I bought no ticket. I ignored everybody. Later somewhere between Guernsey and a barren rock I looked down from the side of the deck, entranced by a vast welcoming sea that would alternate between exquisite shades of green and blue. I saw my opportunity and leapt off the chugging grey vessel. As I jumped off deck I reminded myself of a flying squirrel but then as I spread my limbs and I did not glide I was mildly disappointed at the extent of my delusion. But before I could feel too overtly apathetic towards myself I had smashed into the surface of the waves. I did not hear the bemused grey cries from the deck behind. I registered the splash of a life-ring behind me that had been thrown ambivalently by a dull but mildly concerned lady in a grey fleece but I ignored her and it.

Wanting to hear the grey calls of the deck no longer I swam deep underwater. With my eyes open withstanding the pain of the salt in my eyes which was completely vanquished by my own sense of liberation. I swam until my lungs were about to give up and when I reached the surface I was elsewhere. I could no longer hear or see the ferry.

I continued to swim. I swam, I swam and pierced through the waves like a knife through butter and with a face like the omnipotent. After hours of swimming a barren rock became my destination. It was far from paradise. It was featureless, mossy and mostly covered in bird faeces. But it was not grey.
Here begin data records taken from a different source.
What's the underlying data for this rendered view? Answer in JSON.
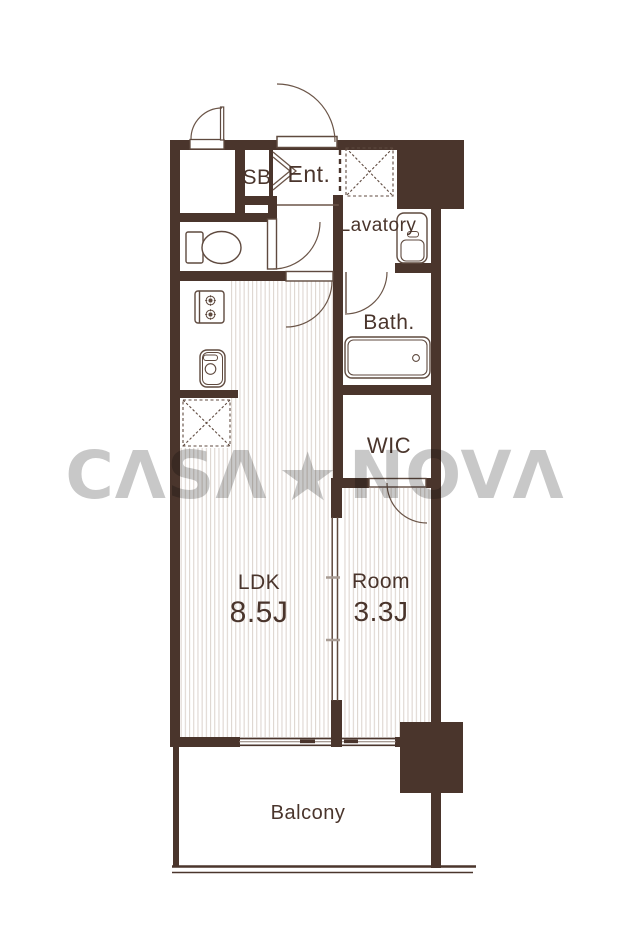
{
  "watermark": {
    "text_left": "CΛSΛ",
    "star": "★",
    "text_right": "NOVΛ"
  },
  "rooms": {
    "sb": {
      "label": "SB"
    },
    "ent": {
      "label": "Ent."
    },
    "lavatory": {
      "label": "Lavatory"
    },
    "bath": {
      "label": "Bath."
    },
    "wic": {
      "label": "WIC"
    },
    "ldk": {
      "label": "LDK",
      "area": "8.5J"
    },
    "room": {
      "label": "Room",
      "area": "3.3J"
    },
    "balcony": {
      "label": "Balcony"
    }
  },
  "fixtures": [
    "toilet",
    "kitchen-stove",
    "kitchen-sink",
    "refrigerator-space",
    "washing-machine-space",
    "bathtub",
    "vanity-sink",
    "entrance-door",
    "sliding-partition",
    "sliding-window",
    "balcony-pillar"
  ],
  "colors": {
    "wall": "#4a352c",
    "fixture_line": "#5f4a3f",
    "arc_line": "#6b5548",
    "floor_stripe": "#ded6d0",
    "label_text": "#4a352c",
    "watermark_gray": "#c8c8c8"
  }
}
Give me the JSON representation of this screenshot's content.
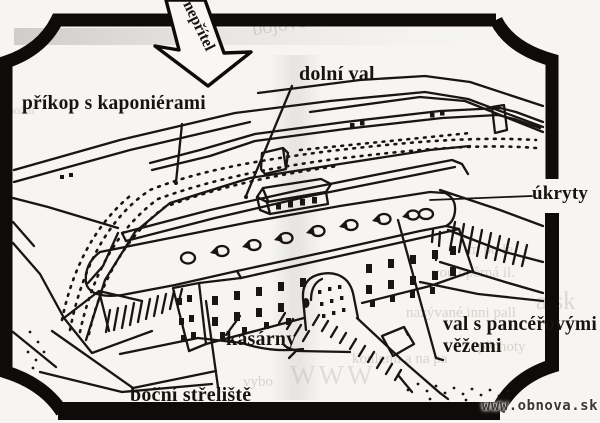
{
  "figure": {
    "labels": {
      "enemy": "nepřítel",
      "moat": "příkop s kaponiérami",
      "lower_rampart": "dolní val",
      "shelters": "úkryty",
      "barracks": "kasárny",
      "armored_rampart_line1": "val s pancéřovými",
      "armored_rampart_line2": "věžemi",
      "side_range": "boční střeliště"
    },
    "watermark": "www.obnova.sk",
    "ghost_texts": {
      "g1": "bojové",
      "g2": "požní",
      "g3": "m po le",
      "g4": "vou opěrná il.",
      "g5": "nazývané inni pall",
      "g6": "koulemi a na pa",
      "g7": "pěchoty",
      "g8": "WWW",
      "g9": "a.sk",
      "g10": "vybo"
    },
    "colors": {
      "ink": "#181512",
      "frame": "#0d0c0b",
      "paper": "#f6f5f2",
      "ghost": "#b0aba2",
      "watermark": "#3b3733"
    }
  }
}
I embedded my fingers in the slimy algae and began to scramble slimy rock after slimy rock. But then I realised I was not quite alone and was confronted with a slimy adversary that kissed my ankle with poison and riddled me with agony. Shrieking, I kicked it in the face and continued my ascent. The jellyfish grinned at me malevolently and swam away with an air of nonchalance. But I didn’t let this deter me from my objective and remained largely unprovoked.
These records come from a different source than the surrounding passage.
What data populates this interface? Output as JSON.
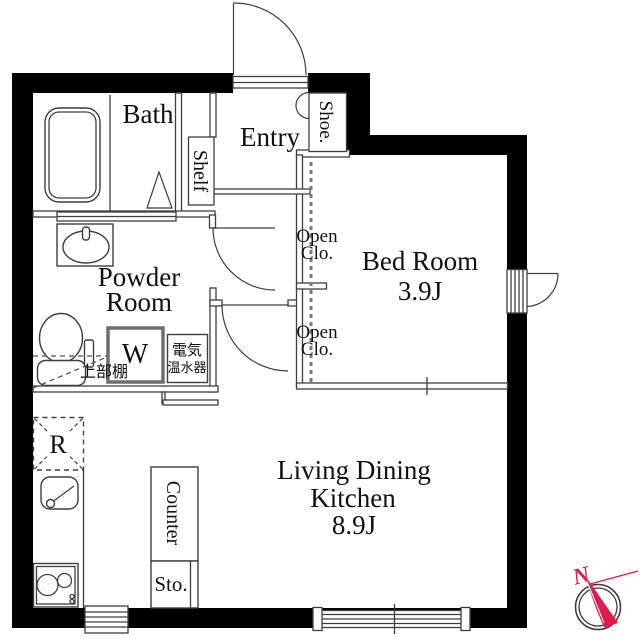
{
  "plan_title": "1K apartment floor plan",
  "rooms": {
    "bath": "Bath",
    "entry": "Entry",
    "shoe": "Shoe.",
    "shelf": "Shelf",
    "powder_line1": "Powder",
    "powder_line2": "Room",
    "bedroom_name": "Bed Room",
    "bedroom_size": "3.9J",
    "ldk_line1": "Living Dining",
    "ldk_line2": "Kitchen",
    "ldk_size": "8.9J",
    "open_clo_top_line1": "Open",
    "open_clo_top_line2": "Clo.",
    "open_clo_bottom_line1": "Open",
    "open_clo_bottom_line2": "Clo.",
    "counter": "Counter",
    "storage": "Sto.",
    "washer": "W",
    "heater_line1": "電気",
    "heater_line2": "温水器",
    "upper_shelf": "上部棚",
    "fridge": "R"
  },
  "compass": {
    "north": "N"
  },
  "colors": {
    "wall": "#000000",
    "line": "#3f3f3f",
    "accent_red": "#e31b4d",
    "background": "#ffffff",
    "text": "#111111"
  }
}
After many failed attempts to reach the peak I came crashing back down to the sea, devoid of energy and in excruciating pain but bursting with a sense of determination. I finally found a correct angle to climb and felt the crushing of crabs under the soles of my feet as I climbed but I didn’t mourn these crustaceans or even consider the casualties as I climbed.

I got to the top of the rocky island, rain broke out and the sea roared. I took off my grey garments and stood balancing one footed on the highest rock. It was then I knew that I would inhabit this place for the rest of my life. And I could forget my wife, forget my uneventful grey past, forget the human race, forget greyism. And live here for ever in vibrant solitude, allowing the world outside to implode into nothing but grey vacuum, miles and miles out of my way. It was no longer my concern. I was euphoric and my thoughts were new, exciting, colourful and free.

And then the big grey helicopter came.